In a way, this unexpected event taught me more about lion behaviour than my carefully planned studies. Animals, like humans, can act in ways that are out of the ordinary, unusual, and sometimes even improvised. Playback studies remain a rigid way of analysing lion behaviour because they apply laboratory-like methodologies to an environment that we cannot control. As such, I began to wonder if adhering to my research protocol vehemently caused me to overlook the lion’s other curious behaviours. So, how does one do anthropological research with the more-than-human? I argue that letting non-beings challenge how we think about them; to see them as agents creating their own narratives; and rewriting the stories we tell about them. But most importantly, as advocated by Belgian philosopher Vinciane Despret (2016), we must allow animals to be actively interesting. By stunning a multitude of researchers and conservationists who have been following these lions for quite some time, they effectively challenged assumptions experts held about them. 

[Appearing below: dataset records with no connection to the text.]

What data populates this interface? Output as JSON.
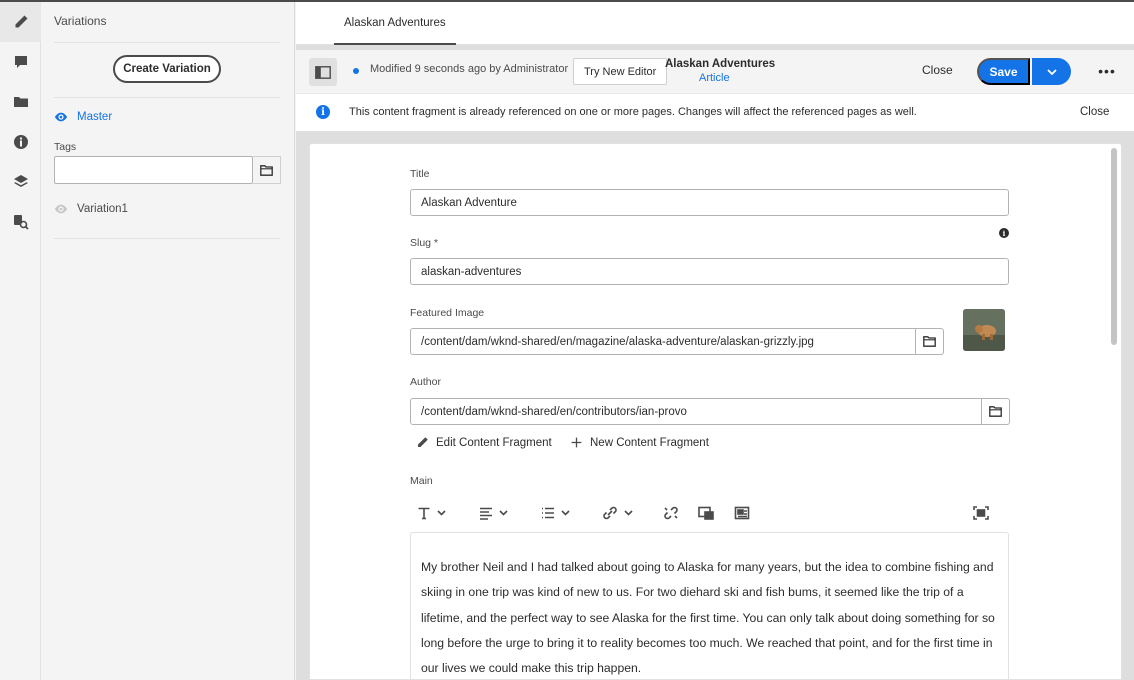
{
  "variations_panel": {
    "title": "Variations",
    "create_label": "Create Variation",
    "master_label": "Master",
    "tags_label": "Tags",
    "tags_value": "",
    "variation_1": "Variation1"
  },
  "tab": {
    "label": "Alaskan Adventures"
  },
  "action_bar": {
    "status": "Modified 9 seconds ago by Administrator",
    "try_new_editor": "Try New Editor",
    "fragment_title": "Alaskan Adventures",
    "fragment_model": "Article",
    "close": "Close",
    "save": "Save",
    "more": "•••"
  },
  "info_bar": {
    "message": "This content fragment is already referenced on one or more pages. Changes will affect the referenced pages as well.",
    "close": "Close"
  },
  "form": {
    "title_label": "Title",
    "title_value": "Alaskan Adventure",
    "slug_label": "Slug *",
    "slug_value": "alaskan-adventures",
    "image_label": "Featured Image",
    "image_value": "/content/dam/wknd-shared/en/magazine/alaska-adventure/alaskan-grizzly.jpg",
    "author_label": "Author",
    "author_value": "/content/dam/wknd-shared/en/contributors/ian-provo",
    "edit_fragment": "Edit Content Fragment",
    "new_fragment": "New Content Fragment",
    "main_label": "Main",
    "main_text": "My brother Neil and I had talked about going to Alaska for many years, but the idea to combine fishing and skiing in one trip was kind of new to us. For two diehard ski and fish bums, it seemed like the trip of a lifetime, and the perfect way to see Alaska for the first time. You can only talk about doing something for so long before the urge to bring it to reality becomes too much. We reached that point, and for the first time in our lives we could make this trip happen."
  },
  "colors": {
    "accent": "#1473e6",
    "text": "#2c2c2c",
    "panel_bg": "#f4f4f4",
    "main_bg": "#dedede"
  },
  "icons": {
    "rail": [
      "pencil-icon",
      "comment-icon",
      "folder-icon",
      "info-icon",
      "layers-icon",
      "search-references-icon"
    ],
    "rte": [
      "text-format-icon",
      "align-icon",
      "list-icon",
      "link-icon",
      "unlink-icon",
      "insert-image-icon",
      "insert-fragment-icon",
      "fullscreen-icon"
    ]
  }
}
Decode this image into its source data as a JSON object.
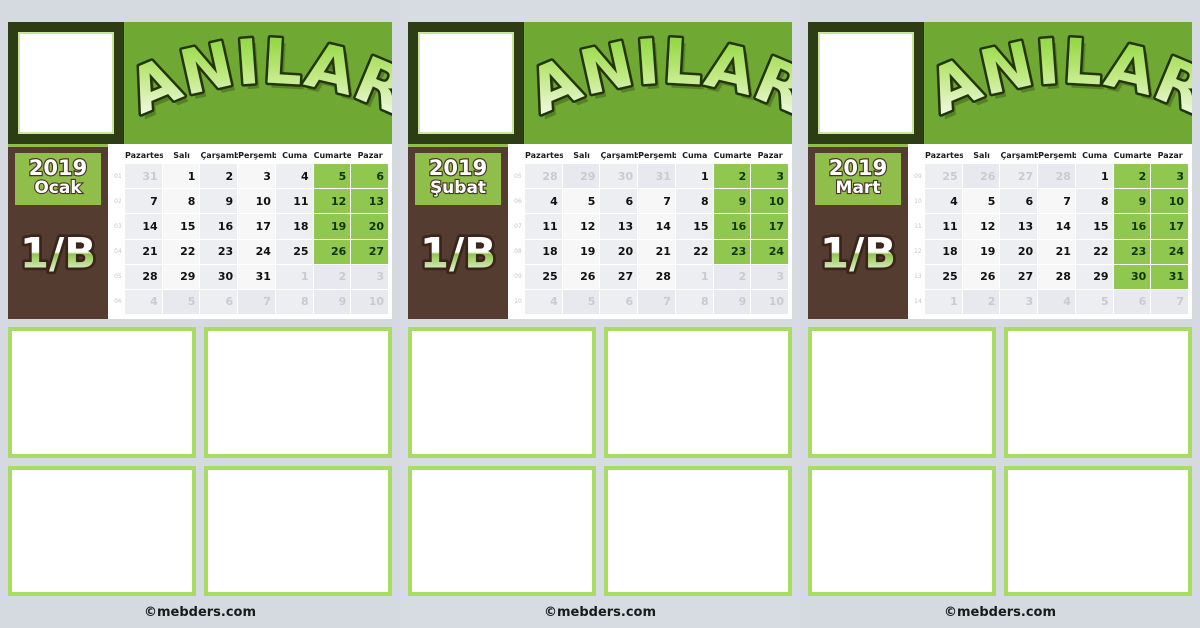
{
  "page": {
    "background_color": "#d4dae0",
    "accent_green": "#6fa832",
    "light_green": "#8fbf4a",
    "frame_green": "#a8dc62",
    "brown": "#553c31",
    "dark_green": "#2e3d13",
    "footer_text": "©mebders.com"
  },
  "weekdays": [
    "Pazartesi",
    "Salı",
    "Çarşamba",
    "Perşembe",
    "Cuma",
    "Cumartesi",
    "Pazar"
  ],
  "panels": [
    {
      "title": "ANILAR",
      "year": "2019",
      "month": "Ocak",
      "class_label": "1/B",
      "footer": "©mebders.com",
      "week_numbers": [
        "01",
        "02",
        "03",
        "04",
        "05",
        "06"
      ],
      "weeks": [
        [
          {
            "d": "31",
            "o": true
          },
          {
            "d": "1"
          },
          {
            "d": "2"
          },
          {
            "d": "3"
          },
          {
            "d": "4"
          },
          {
            "d": "5",
            "we": true
          },
          {
            "d": "6",
            "we": true
          }
        ],
        [
          {
            "d": "7"
          },
          {
            "d": "8"
          },
          {
            "d": "9"
          },
          {
            "d": "10"
          },
          {
            "d": "11"
          },
          {
            "d": "12",
            "we": true
          },
          {
            "d": "13",
            "we": true
          }
        ],
        [
          {
            "d": "14"
          },
          {
            "d": "15"
          },
          {
            "d": "16"
          },
          {
            "d": "17"
          },
          {
            "d": "18"
          },
          {
            "d": "19",
            "we": true
          },
          {
            "d": "20",
            "we": true
          }
        ],
        [
          {
            "d": "21"
          },
          {
            "d": "22"
          },
          {
            "d": "23"
          },
          {
            "d": "24"
          },
          {
            "d": "25"
          },
          {
            "d": "26",
            "we": true
          },
          {
            "d": "27",
            "we": true
          }
        ],
        [
          {
            "d": "28"
          },
          {
            "d": "29"
          },
          {
            "d": "30"
          },
          {
            "d": "31"
          },
          {
            "d": "1",
            "o": true
          },
          {
            "d": "2",
            "we": true,
            "o": true
          },
          {
            "d": "3",
            "we": true,
            "o": true
          }
        ],
        [
          {
            "d": "4",
            "o": true
          },
          {
            "d": "5",
            "o": true
          },
          {
            "d": "6",
            "o": true
          },
          {
            "d": "7",
            "o": true
          },
          {
            "d": "8",
            "o": true
          },
          {
            "d": "9",
            "we": true,
            "o": true
          },
          {
            "d": "10",
            "we": true,
            "o": true
          }
        ]
      ]
    },
    {
      "title": "ANILAR",
      "year": "2019",
      "month": "Şubat",
      "class_label": "1/B",
      "footer": "©mebders.com",
      "week_numbers": [
        "05",
        "06",
        "07",
        "08",
        "09",
        "10"
      ],
      "weeks": [
        [
          {
            "d": "28",
            "o": true
          },
          {
            "d": "29",
            "o": true
          },
          {
            "d": "30",
            "o": true
          },
          {
            "d": "31",
            "o": true
          },
          {
            "d": "1"
          },
          {
            "d": "2",
            "we": true
          },
          {
            "d": "3",
            "we": true
          }
        ],
        [
          {
            "d": "4"
          },
          {
            "d": "5"
          },
          {
            "d": "6"
          },
          {
            "d": "7"
          },
          {
            "d": "8"
          },
          {
            "d": "9",
            "we": true
          },
          {
            "d": "10",
            "we": true
          }
        ],
        [
          {
            "d": "11"
          },
          {
            "d": "12"
          },
          {
            "d": "13"
          },
          {
            "d": "14"
          },
          {
            "d": "15"
          },
          {
            "d": "16",
            "we": true
          },
          {
            "d": "17",
            "we": true
          }
        ],
        [
          {
            "d": "18"
          },
          {
            "d": "19"
          },
          {
            "d": "20"
          },
          {
            "d": "21"
          },
          {
            "d": "22"
          },
          {
            "d": "23",
            "we": true
          },
          {
            "d": "24",
            "we": true
          }
        ],
        [
          {
            "d": "25"
          },
          {
            "d": "26"
          },
          {
            "d": "27"
          },
          {
            "d": "28"
          },
          {
            "d": "1",
            "o": true
          },
          {
            "d": "2",
            "we": true,
            "o": true
          },
          {
            "d": "3",
            "we": true,
            "o": true
          }
        ],
        [
          {
            "d": "4",
            "o": true
          },
          {
            "d": "5",
            "o": true
          },
          {
            "d": "6",
            "o": true
          },
          {
            "d": "7",
            "o": true
          },
          {
            "d": "8",
            "o": true
          },
          {
            "d": "9",
            "we": true,
            "o": true
          },
          {
            "d": "10",
            "we": true,
            "o": true
          }
        ]
      ]
    },
    {
      "title": "ANILAR",
      "year": "2019",
      "month": "Mart",
      "class_label": "1/B",
      "footer": "©mebders.com",
      "week_numbers": [
        "09",
        "10",
        "11",
        "12",
        "13",
        "14"
      ],
      "weeks": [
        [
          {
            "d": "25",
            "o": true
          },
          {
            "d": "26",
            "o": true
          },
          {
            "d": "27",
            "o": true
          },
          {
            "d": "28",
            "o": true
          },
          {
            "d": "1"
          },
          {
            "d": "2",
            "we": true
          },
          {
            "d": "3",
            "we": true
          }
        ],
        [
          {
            "d": "4"
          },
          {
            "d": "5"
          },
          {
            "d": "6"
          },
          {
            "d": "7"
          },
          {
            "d": "8"
          },
          {
            "d": "9",
            "we": true
          },
          {
            "d": "10",
            "we": true
          }
        ],
        [
          {
            "d": "11"
          },
          {
            "d": "12"
          },
          {
            "d": "13"
          },
          {
            "d": "14"
          },
          {
            "d": "15"
          },
          {
            "d": "16",
            "we": true
          },
          {
            "d": "17",
            "we": true
          }
        ],
        [
          {
            "d": "18"
          },
          {
            "d": "19"
          },
          {
            "d": "20"
          },
          {
            "d": "21"
          },
          {
            "d": "22"
          },
          {
            "d": "23",
            "we": true
          },
          {
            "d": "24",
            "we": true
          }
        ],
        [
          {
            "d": "25"
          },
          {
            "d": "26"
          },
          {
            "d": "27"
          },
          {
            "d": "28"
          },
          {
            "d": "29"
          },
          {
            "d": "30",
            "we": true
          },
          {
            "d": "31",
            "we": true
          }
        ],
        [
          {
            "d": "1",
            "o": true
          },
          {
            "d": "2",
            "o": true
          },
          {
            "d": "3",
            "o": true
          },
          {
            "d": "4",
            "o": true
          },
          {
            "d": "5",
            "o": true
          },
          {
            "d": "6",
            "we": true,
            "o": true
          },
          {
            "d": "7",
            "we": true,
            "o": true
          }
        ]
      ]
    }
  ],
  "photo_slots_per_panel": 4,
  "photo_frame_portrait_name": "portrait-photo-placeholder"
}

Humans and other organisms engage in a continuous process of adaptation and improvisation. This unusual event was a reminder of the importance of understanding our relationship with the environment as dynamic and relational. As anthropologists, it is our work to consider ways in which humans and non-humans actively shape and transform their environment through everyday practices, rather than simply adapting to pre-existing ecological conditions. Doing anthropology beyond the human is to make other beings interesting and to “holding open the possibility that surprises are in store, that something interesting is about to happen” (Haraway 2015, 10). While I continued with my playback studies and adhered to my initial research protocol, I approached my studies with a renewed curiosity and spent a lot more time engaging with lions in a playful way — like playing a game of hide and seek with a shy lion who did not want to be observed… the lion won and we finally gave up. This event also questioned my positionality as an observer of the observed. I no longer saw myself as the expert, gazing at lions and waiting for them to offer me expected reactions. Instead, I began to see lions as collaborators; we think in attunement with each other and are co-creating knowledge through our regular interactions.
As Donna Haraway (2015) writes about Despret’s work with ornithologists, like Amotz Zahavi, animals and scientists “do something, and they do it together. They become-with each other” (6). One can achieve this, not by doing research on animals but rather with them. It may require us to unlearn what we know about these non-human beings and to give them more scope to how we observe and understand animal knowledge.

Footnotes

  1.  Playback experiments are a research technique used to study animal communication and behavior by playing recorded sounds or signals to animals and observing their responses. Playbacks are helpful for understanding the significance of signals in animal communication systems and can be used to investigate various behavioral dynamics. ↩︎

Bibliography

Despret, V. What Would Animals Say If We Asked the Right Questions? Translated by Brett Buchanan, University of Minnesota Press, 2016.

Haraway, D. (2015). A Curious Practice, Angelaki: Journal of the Theoretical Humanities, 20:2, 5-14.

Ingold, T. (2000). The perception of the environment: essays on livelihood, dwelling and skill. London; New York, Routledge.